Tatel was nominated by President Bill Clinton on June 20, 1994, to a seat on the United States Court of Appeals for the District of Columbia Circuit vacated by Judge Ruth Bader Ginsburg. He was confirmed by the United States Senate on October 6, 1994 by a voice vote, and received commission on October 7, 1994.
In June 2017, Tatel found the Foreign Sovereign Immunities Act did not prevent the survivors of a Holocaust victim from suing to recover art stolen by Nazi plunderers, over the partial dissent of Senior Judge A. Raymond Randolph.

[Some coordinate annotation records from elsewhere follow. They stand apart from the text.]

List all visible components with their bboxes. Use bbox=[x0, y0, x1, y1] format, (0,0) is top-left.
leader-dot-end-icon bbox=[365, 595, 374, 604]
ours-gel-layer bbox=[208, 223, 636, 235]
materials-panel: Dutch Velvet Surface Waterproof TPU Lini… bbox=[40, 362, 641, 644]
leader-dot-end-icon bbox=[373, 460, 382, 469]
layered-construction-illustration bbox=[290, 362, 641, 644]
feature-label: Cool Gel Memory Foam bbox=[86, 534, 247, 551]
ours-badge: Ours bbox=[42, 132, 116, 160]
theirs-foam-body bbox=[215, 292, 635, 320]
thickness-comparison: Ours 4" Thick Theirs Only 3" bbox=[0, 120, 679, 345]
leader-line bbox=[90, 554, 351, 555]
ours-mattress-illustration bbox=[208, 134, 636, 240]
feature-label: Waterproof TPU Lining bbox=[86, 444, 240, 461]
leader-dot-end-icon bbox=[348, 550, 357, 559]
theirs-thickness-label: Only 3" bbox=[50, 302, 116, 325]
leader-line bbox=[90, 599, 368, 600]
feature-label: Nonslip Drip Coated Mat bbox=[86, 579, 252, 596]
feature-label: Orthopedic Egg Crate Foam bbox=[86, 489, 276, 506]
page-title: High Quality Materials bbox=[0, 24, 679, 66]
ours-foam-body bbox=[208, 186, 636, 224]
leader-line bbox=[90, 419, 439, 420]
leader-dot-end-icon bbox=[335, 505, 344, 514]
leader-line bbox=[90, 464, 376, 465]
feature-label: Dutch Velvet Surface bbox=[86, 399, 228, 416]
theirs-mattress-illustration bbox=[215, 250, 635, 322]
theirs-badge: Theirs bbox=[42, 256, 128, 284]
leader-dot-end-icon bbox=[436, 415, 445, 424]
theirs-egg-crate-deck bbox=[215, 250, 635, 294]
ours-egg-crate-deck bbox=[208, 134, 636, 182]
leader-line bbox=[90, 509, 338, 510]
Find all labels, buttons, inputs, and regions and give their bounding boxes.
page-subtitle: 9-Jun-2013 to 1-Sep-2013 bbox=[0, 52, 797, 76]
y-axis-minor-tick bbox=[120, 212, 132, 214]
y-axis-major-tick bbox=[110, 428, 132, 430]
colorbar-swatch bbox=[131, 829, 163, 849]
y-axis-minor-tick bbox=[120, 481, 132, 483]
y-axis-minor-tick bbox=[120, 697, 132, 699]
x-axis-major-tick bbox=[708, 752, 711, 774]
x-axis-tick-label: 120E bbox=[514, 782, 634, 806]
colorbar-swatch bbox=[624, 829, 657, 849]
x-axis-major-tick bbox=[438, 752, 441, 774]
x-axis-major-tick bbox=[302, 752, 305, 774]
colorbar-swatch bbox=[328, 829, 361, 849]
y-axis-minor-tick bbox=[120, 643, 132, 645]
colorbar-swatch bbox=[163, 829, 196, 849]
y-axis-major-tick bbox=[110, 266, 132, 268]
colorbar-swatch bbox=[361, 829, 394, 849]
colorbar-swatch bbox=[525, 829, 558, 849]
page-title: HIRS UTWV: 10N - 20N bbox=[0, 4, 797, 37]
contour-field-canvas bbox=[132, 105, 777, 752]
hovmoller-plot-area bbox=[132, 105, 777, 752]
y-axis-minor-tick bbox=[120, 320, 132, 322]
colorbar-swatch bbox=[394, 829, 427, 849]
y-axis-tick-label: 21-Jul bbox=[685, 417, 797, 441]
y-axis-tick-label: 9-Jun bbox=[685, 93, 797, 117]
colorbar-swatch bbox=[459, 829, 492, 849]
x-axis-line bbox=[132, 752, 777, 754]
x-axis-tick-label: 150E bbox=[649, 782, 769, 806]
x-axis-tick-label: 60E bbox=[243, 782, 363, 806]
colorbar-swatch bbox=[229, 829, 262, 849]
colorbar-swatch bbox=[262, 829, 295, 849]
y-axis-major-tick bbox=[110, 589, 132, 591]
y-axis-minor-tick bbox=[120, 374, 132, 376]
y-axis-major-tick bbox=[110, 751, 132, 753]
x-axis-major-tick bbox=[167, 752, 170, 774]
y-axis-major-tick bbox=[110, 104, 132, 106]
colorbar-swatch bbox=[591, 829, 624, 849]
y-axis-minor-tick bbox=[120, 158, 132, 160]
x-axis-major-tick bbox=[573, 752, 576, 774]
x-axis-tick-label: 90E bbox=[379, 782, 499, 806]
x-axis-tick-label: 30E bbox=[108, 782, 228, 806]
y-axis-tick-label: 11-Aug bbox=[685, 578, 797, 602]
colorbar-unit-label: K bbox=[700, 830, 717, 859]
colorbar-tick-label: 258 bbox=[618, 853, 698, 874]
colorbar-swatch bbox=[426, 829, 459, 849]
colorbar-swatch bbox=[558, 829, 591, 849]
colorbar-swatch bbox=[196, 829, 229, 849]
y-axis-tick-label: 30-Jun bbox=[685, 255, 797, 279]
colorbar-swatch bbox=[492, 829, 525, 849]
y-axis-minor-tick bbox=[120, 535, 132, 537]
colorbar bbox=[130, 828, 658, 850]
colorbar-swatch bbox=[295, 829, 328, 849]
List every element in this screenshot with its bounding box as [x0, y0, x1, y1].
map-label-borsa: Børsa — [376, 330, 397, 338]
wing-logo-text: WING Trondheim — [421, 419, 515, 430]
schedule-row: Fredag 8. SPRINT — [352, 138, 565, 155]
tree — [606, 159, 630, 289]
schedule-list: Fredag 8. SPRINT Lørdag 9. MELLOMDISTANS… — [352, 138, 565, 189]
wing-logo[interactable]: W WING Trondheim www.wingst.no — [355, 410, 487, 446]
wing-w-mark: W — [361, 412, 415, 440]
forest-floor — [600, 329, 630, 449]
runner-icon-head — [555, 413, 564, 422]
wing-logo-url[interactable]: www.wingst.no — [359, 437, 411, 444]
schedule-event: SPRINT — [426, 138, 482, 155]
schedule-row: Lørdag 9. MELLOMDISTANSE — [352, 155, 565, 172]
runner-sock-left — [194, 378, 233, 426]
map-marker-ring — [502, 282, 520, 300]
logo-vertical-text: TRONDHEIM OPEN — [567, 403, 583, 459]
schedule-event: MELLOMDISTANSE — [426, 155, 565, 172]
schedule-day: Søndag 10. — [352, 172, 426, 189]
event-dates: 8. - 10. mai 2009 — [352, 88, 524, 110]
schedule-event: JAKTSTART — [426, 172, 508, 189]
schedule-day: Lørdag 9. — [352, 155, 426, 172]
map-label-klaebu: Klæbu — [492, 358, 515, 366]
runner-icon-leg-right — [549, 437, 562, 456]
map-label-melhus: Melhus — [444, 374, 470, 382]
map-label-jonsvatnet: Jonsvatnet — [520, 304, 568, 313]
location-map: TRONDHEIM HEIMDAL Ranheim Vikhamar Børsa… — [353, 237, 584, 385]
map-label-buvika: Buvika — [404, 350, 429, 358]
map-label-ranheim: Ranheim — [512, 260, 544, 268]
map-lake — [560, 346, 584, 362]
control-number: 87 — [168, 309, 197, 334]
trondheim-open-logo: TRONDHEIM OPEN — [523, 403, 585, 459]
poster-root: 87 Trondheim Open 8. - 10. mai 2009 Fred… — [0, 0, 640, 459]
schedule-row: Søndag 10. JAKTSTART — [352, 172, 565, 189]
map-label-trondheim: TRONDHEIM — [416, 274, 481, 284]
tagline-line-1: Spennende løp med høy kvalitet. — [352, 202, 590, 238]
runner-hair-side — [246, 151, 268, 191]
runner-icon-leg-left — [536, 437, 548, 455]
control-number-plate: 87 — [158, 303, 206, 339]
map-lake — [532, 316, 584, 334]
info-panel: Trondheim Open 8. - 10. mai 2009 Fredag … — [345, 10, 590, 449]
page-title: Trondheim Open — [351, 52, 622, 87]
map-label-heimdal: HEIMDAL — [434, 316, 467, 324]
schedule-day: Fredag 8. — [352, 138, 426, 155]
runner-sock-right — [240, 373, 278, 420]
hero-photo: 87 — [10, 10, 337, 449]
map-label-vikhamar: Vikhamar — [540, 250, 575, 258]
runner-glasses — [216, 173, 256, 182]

In October 2019, Tatel filed the majority opinion in Trump v. Mazars USA, LLP, finding that the United States House of Representatives Committee on Oversight and Reform had the authority to compel Mazars USA, via subpoena, to produce documents relating to the personal financial information of President Donald Trump, including several years' worth of income tax returns. That decision was vacated and remanded, 7-2, by the SCOTUS in an opinion written by Chief Justice Roberts on July 9, 2020. Justices Alito and Thomas dissented with the remand, with the former citing:
Congress' legislative powers do not authorize it to engage in a nationwide inquisition with whatever resources it chooses to appropriate for itself. The majority's solution—a nonexhaustive four-factor test of uncertain origin—is better than nothing. But the power that Congress seeks to exercise here has even less basis in the Constitution than the majority supposes. I would reverse in full because the power to subpoena private, nonofficial documents is not a necessary implication of Congress' legislative powers. If Congress wishes to obtain these documents, it should proceed through the impeachment power. Accordingly, I respectfully dissent.

Personal life

Tatel serves as co-chair of the National Academy of Sciences' Committee on Science, Technology, and Law and is a board member of Associated Universities, Inc. and the Federal Judicial Center. He is a member of the American Philosophical Society, the American Academy of Arts and Sciences, and the National Academy of Education. He chaired the Board of The Spencer Foundation from 1990 to 1997 and the Board of The Carnegie Foundation for the Advancement of Teaching from 2005 to 2009. Tatel and his wife, Edith, have had four children and eight grandchildren.
Tatel has been blind since 1972 due to retinitis pigmentosa.